Acting Sergeant Kenneth Deane of the Ontario Provincial Police, charge with criminal negligence causing death, was testifying yesterday at his trial.
It was Deane's first public comment since George was shot late on Sept. 6, 1995, at Ipperwash Provincial Park in a land claims dispute.
Deane said he instantly knew that he had seriously wounded George when he fired a blast of three shots from his sub-machine-gun.
Officers never thought to pick up George's rifle, even though several officers were within 20 metres of it and the only Indians in sight were dragging George away, Deane said.
"I didn't think it was prudent," Deane told Crown Attorney Ian Scott.
Asked if he was worried that another Indian might pick up the rifle and use it against police, Deane replied, "I didn't think about it , to tell the truth."
"It couldn't be because there was no rifle?," Scott asked.
"No, it was not," Deane replied.
In the instant after he was hit with the fatal gunshot, George managed to somehow throw his rifle across the roadway, Deane said.
Court has heard that a bullet from Deane's weapon fractured George's collarbone, broke a couple ribs and tore a lung, causing massive bleeding.
"He gets up, right away, he turns to his right slightly," Deane said. "He then stops, turns back to his left... and throws the rifle."

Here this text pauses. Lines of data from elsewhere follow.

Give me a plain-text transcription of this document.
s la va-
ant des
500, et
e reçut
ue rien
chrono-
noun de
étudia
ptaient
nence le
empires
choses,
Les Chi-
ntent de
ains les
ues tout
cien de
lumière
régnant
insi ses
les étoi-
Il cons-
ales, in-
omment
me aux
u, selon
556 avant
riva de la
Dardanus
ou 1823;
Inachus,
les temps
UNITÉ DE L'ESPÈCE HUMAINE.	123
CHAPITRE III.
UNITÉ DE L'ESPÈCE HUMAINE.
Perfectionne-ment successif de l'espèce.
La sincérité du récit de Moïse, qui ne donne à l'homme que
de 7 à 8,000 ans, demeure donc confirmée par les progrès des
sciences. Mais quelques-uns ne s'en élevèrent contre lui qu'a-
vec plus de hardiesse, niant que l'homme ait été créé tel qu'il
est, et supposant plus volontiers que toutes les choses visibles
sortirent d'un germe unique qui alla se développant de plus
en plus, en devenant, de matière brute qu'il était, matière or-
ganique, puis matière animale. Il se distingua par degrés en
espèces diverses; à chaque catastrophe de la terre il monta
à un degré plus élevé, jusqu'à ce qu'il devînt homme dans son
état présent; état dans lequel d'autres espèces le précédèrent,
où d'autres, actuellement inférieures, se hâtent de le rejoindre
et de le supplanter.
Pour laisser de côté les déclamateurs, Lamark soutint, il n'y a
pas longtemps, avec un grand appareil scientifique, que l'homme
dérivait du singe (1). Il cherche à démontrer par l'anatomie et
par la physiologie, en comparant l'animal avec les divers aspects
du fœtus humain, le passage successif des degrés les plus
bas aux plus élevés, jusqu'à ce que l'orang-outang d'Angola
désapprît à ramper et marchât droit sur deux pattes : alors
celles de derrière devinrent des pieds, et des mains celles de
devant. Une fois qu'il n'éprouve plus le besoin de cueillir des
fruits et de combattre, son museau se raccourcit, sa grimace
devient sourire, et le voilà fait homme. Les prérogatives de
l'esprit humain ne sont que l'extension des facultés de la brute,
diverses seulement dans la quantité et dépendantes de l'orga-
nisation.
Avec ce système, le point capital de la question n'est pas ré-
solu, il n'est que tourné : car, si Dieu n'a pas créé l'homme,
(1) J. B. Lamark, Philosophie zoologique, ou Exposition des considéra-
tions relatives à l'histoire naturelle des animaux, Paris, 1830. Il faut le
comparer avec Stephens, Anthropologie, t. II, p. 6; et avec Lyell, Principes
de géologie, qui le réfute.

Deane rejected a suggestion by Scott that he confused shots from OPP snipers alongside the roadway with bullets from George.
"Its possible," Deane said. "Its highly improbable."
Deane said he honestly believes that Indians occupying the park had Russian assault rifles, hunting rifles with scopes and Molotov cocktails the night George was shot.
The officer said he got a credible intelligence report late that night that the Indians were heavily armed. Despite this, he saw no need to halt a march of 32 riot squad officers, who were going down a poorly lit roadway toward the park at 11 p.m.
"Its almost an act of suicide (for police), isn't it?," Scott said.
"I never thought about that theory at all," Deane replied.
Indians have told court that they were unarmed. No police officers or any police equipment was struck by bullets in the close quarters confrontation, court has heard.
Deane agreed with Scott that a volley of automatic fire could have easily killed 10 officers in the open roadway before police had any chance to react.